Le vaste amas globulaire Omega Centauri a longtemps intrigué les astronomes par l’absence apparente de ses trous noirs stellaires prédits. Grâce aux données des télescopes spatiaux Hubble et Webb, une équipe a détecté le premier de ces objets dissimulés. Cette découverte, utilisant une approche astrométrique, permet d’affiner les théories sur la formation des trous noirs dans ces environnements denses.
Les résultats de cette étude ont été publiés ce lundi dans la revue The Astrophysical Journal Letters.
L’énigme d’Omega Centauri
Composé de plus de 10 millions d’étoiles liées gravitationnellement, l’amas globulaire Omega Centauri est l’un des plus massifs connus. Bien que la communauté astronomique ait précédemment identifié un trou noir de masse intermédiaire en son centre grâce à Hubble, les modèles théoriques prédisent la présence d’environ 10 000 trous noirs de masse stellaire, formés à partir d’étoiles massives après leur effondrement.

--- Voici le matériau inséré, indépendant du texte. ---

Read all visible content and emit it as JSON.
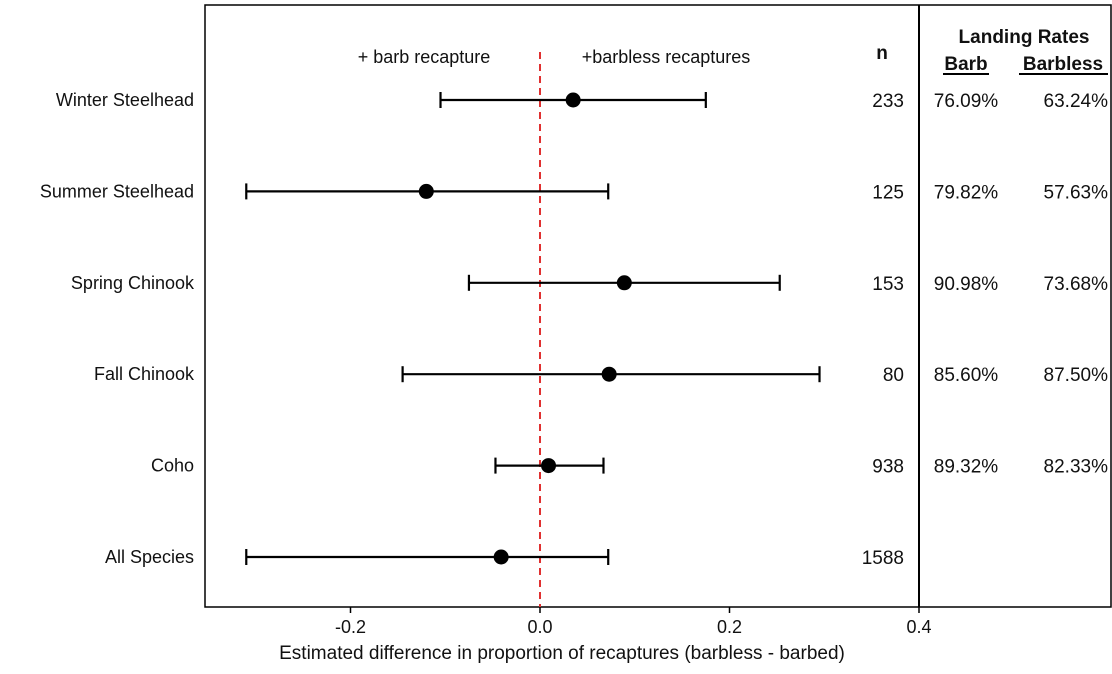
{
  "chart_data": {
    "type": "scatter",
    "subtype": "forest-plot",
    "xlabel": "Estimated difference in proportion of recaptures (barbless - barbed)",
    "xlim": [
      -0.35,
      0.4
    ],
    "xticks": [
      -0.2,
      0.0,
      0.2,
      0.4
    ],
    "xtick_labels": [
      "-0.2",
      "0.0",
      "0.2",
      "0.4"
    ],
    "reference_line": {
      "x": 0.0,
      "style": "dashed",
      "color": "#e03030"
    },
    "annotations": {
      "left": "+ barb recapture",
      "right": "+barbless recaptures"
    },
    "n_header": "n",
    "table_title": "Landing Rates",
    "table_columns": [
      "Barb",
      "Barbless"
    ],
    "rows": [
      {
        "label": "Winter Steelhead",
        "estimate": 0.035,
        "lower": -0.105,
        "upper": 0.175,
        "n": "233",
        "barb": "76.09%",
        "barbless": "63.24%"
      },
      {
        "label": "Summer Steelhead",
        "estimate": -0.12,
        "lower": -0.31,
        "upper": 0.072,
        "n": "125",
        "barb": "79.82%",
        "barbless": "57.63%"
      },
      {
        "label": "Spring Chinook",
        "estimate": 0.089,
        "lower": -0.075,
        "upper": 0.253,
        "n": "153",
        "barb": "90.98%",
        "barbless": "73.68%"
      },
      {
        "label": "Fall Chinook",
        "estimate": 0.073,
        "lower": -0.145,
        "upper": 0.295,
        "n": "80",
        "barb": "85.60%",
        "barbless": "87.50%"
      },
      {
        "label": "Coho",
        "estimate": 0.009,
        "lower": -0.047,
        "upper": 0.067,
        "n": "938",
        "barb": "89.32%",
        "barbless": "82.33%"
      },
      {
        "label": "All Species",
        "estimate": -0.041,
        "lower": -0.31,
        "upper": 0.072,
        "n": "1588",
        "barb": "",
        "barbless": ""
      }
    ],
    "colors": {
      "marker": "#000000",
      "errorbar": "#000000",
      "reference": "#e03030",
      "frame": "#000000"
    }
  }
}
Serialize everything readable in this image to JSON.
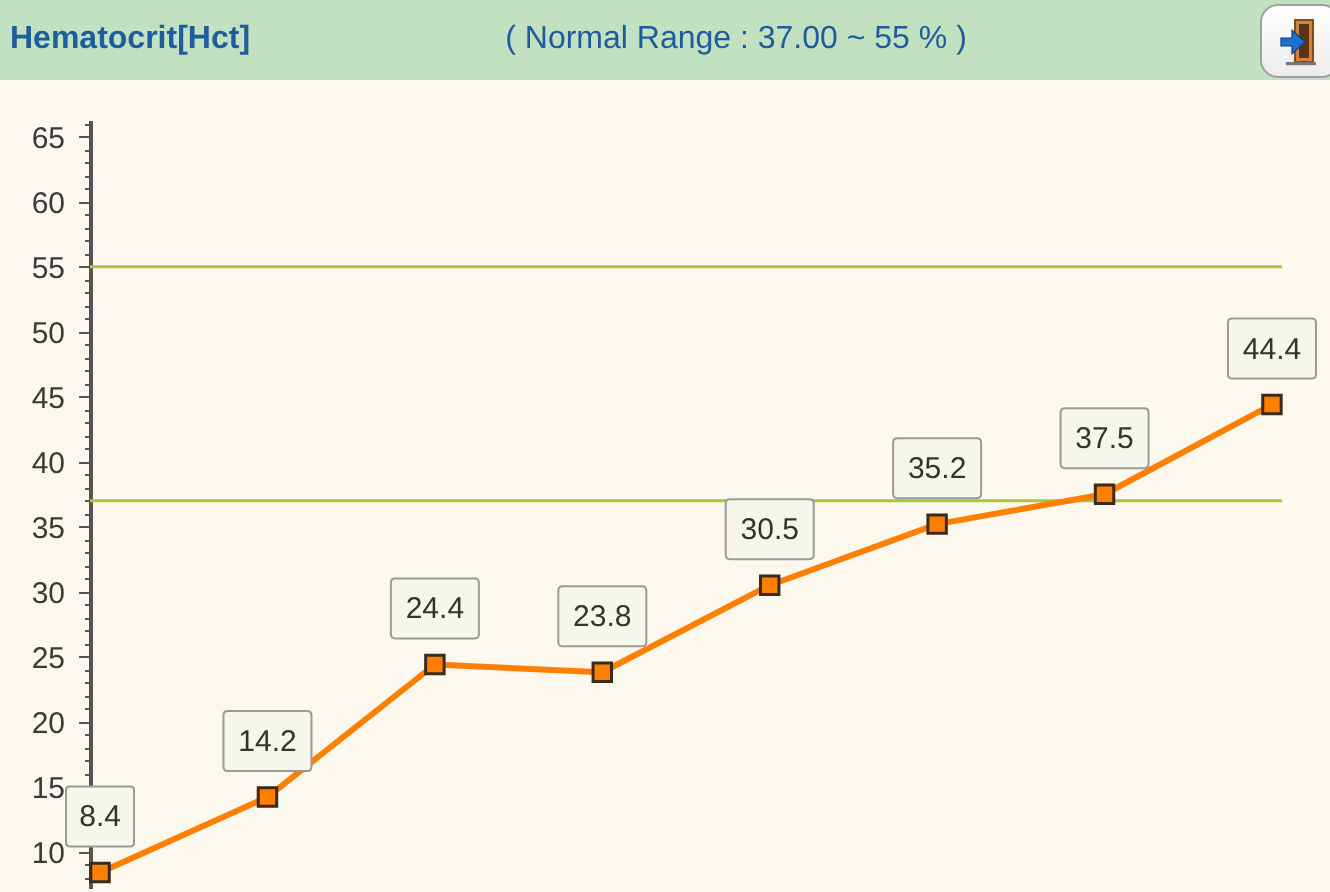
{
  "chart_data": {
    "type": "line",
    "title": "Hematocrit[Hct]",
    "subtitle": "( Normal Range : 37.00 ~ 55 % )",
    "categories": [
      null,
      null,
      null,
      null,
      null,
      null,
      null,
      null
    ],
    "values": [
      8.4,
      14.2,
      24.4,
      23.8,
      30.5,
      35.2,
      37.5,
      44.4
    ],
    "color": "#ff7f00",
    "marker": "square",
    "data_labels": true,
    "tick_labels": "y",
    "ylim": [
      7.2,
      66.3
    ],
    "yticks": [
      {
        "value": 8,
        "label": null
      },
      {
        "value": 9,
        "label": null
      },
      10,
      {
        "value": 11,
        "label": null
      },
      {
        "value": 12,
        "label": null
      },
      {
        "value": 13,
        "label": null
      },
      {
        "value": 14,
        "label": null
      },
      15,
      {
        "value": 16,
        "label": null
      },
      {
        "value": 17,
        "label": null
      },
      {
        "value": 18,
        "label": null
      },
      {
        "value": 19,
        "label": null
      },
      20,
      {
        "value": 21,
        "label": null
      },
      {
        "value": 22,
        "label": null
      },
      {
        "value": 23,
        "label": null
      },
      {
        "value": 24,
        "label": null
      },
      25,
      {
        "value": 26,
        "label": null
      },
      {
        "value": 27,
        "label": null
      },
      {
        "value": 28,
        "label": null
      },
      {
        "value": 29,
        "label": null
      },
      30,
      {
        "value": 31,
        "label": null
      },
      {
        "value": 32,
        "label": null
      },
      {
        "value": 33,
        "label": null
      },
      {
        "value": 34,
        "label": null
      },
      35,
      {
        "value": 36,
        "label": null
      },
      {
        "value": 37,
        "label": null
      },
      {
        "value": 38,
        "label": null
      },
      {
        "value": 39,
        "label": null
      },
      40,
      {
        "value": 41,
        "label": null
      },
      {
        "value": 42,
        "label": null
      },
      {
        "value": 43,
        "label": null
      },
      {
        "value": 44,
        "label": null
      },
      45,
      {
        "value": 46,
        "label": null
      },
      {
        "value": 47,
        "label": null
      },
      {
        "value": 48,
        "label": null
      },
      {
        "value": 49,
        "label": null
      },
      50,
      {
        "value": 51,
        "label": null
      },
      {
        "value": 52,
        "label": null
      },
      {
        "value": 53,
        "label": null
      },
      {
        "value": 54,
        "label": null
      },
      55,
      {
        "value": 56,
        "label": null
      },
      {
        "value": 57,
        "label": null
      },
      {
        "value": 58,
        "label": null
      },
      {
        "value": 59,
        "label": null
      },
      60,
      {
        "value": 61,
        "label": null
      },
      {
        "value": 62,
        "label": null
      },
      {
        "value": 63,
        "label": null
      },
      {
        "value": 64,
        "label": null
      },
      65,
      {
        "value": 66,
        "label": null
      }
    ],
    "ref_lines": [
      {
        "axis": "y",
        "value": 55,
        "color": "#a8c83c"
      },
      {
        "axis": "y",
        "value": 37,
        "color": "#a8c83c"
      }
    ]
  }
}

Pourtant, cette population significative de trous noirs avait échappé à la détection lors des études observationnelles antérieures. Ces recherches utilisaient principalement la méthode des vitesses radiales ou recherchaient les émissions radio et de rayons X provenant de la matière tombant sur les trous noirs, sans succès notable pour ces objets stellaires.
Une approche astrométrique décisive
La nouvelle détection s’appuie sur une méthode différente, l’astrométrie. Cette technique consiste à mesurer de très faibles mouvements d’étoiles sur de longues périodes. En analysant plus de 20 ans de données archivées du télescope spatial Hubble et en intégrant des observations récentes du télescope spatial James Webb pour affiner les mesures astrométriques, l’équipe a pu isoler une étoile.
Cette étoile orbite autour d’un objet invisible dont la masse est si importante qu’il ne peut s’agir que d’un trou noir. L’apport combiné des deux télescopes spatiaux a permis d’atteindre la précision requise pour cette observation délicate.
oMEGACat BH-2 : Un système binaire singulier
Baptisé oMEGACat BH-2, ce trou noir est le premier de masse stellaire à être détecté dans Omega Centauri. Il présente des caractéristiques inattendues. Sa masse s’avère inférieure aux prévisions initiales, et son système binaire avec son étoile compagnon visible possède la période orbitale la plus longue jamais enregistrée pour un système binaire composé d’un trou noir.
Matthew Whitaker, de l’Université de l’Utah et auteur principal de l’étude, a déclaré : « Avec les données de Hubble et de Webb, nous avons pu observer le mouvement de l’étoile visible de ce binaire, située à environ 18 000 années-lumière dans l’environnement dense d’Omega Centauri. La précision de ces mesures est remarquable, atteignant une fraction de pixel sur les détecteurs de Hubble et Webb. Il n’aurait pas été possible de trouver ce trou noir sans ces deux télescopes spatiaux. »
Affiner les modèles de formation
Ces découvertes viennent affiner une étude précédente menée par un autre groupe de scientifiques, qui suggérait que ce système binaire incluait une étoile à neutrons. En élargissant les données Hubble de l’enquête antérieure avec des mesures astrométriques archivées entre 2002 et 2023, et en ajoutant les données proches infrarouges de Webb pour améliorer la précision, l’équipe a pu mieux contraindre la masse du compagnon sombre de l’étoile visible, écartant ainsi la possibilité d’une étoile à neutrons.
La détection de cette première population de trous noirs manquants permettra de réviser les théories actuelles sur leur formation et leur évolution dans des environnements stellaires aussi denses qu’Omega Centauri. Cette observation ouvre la voie à d’autres recherches pour localiser d’autres trous noirs dans cet amas et d’autres structures similaires, améliorant ainsi notre compréhension de la dynamique des amas globulaires et de la distribution des trous noirs stellaires dans l’Univers.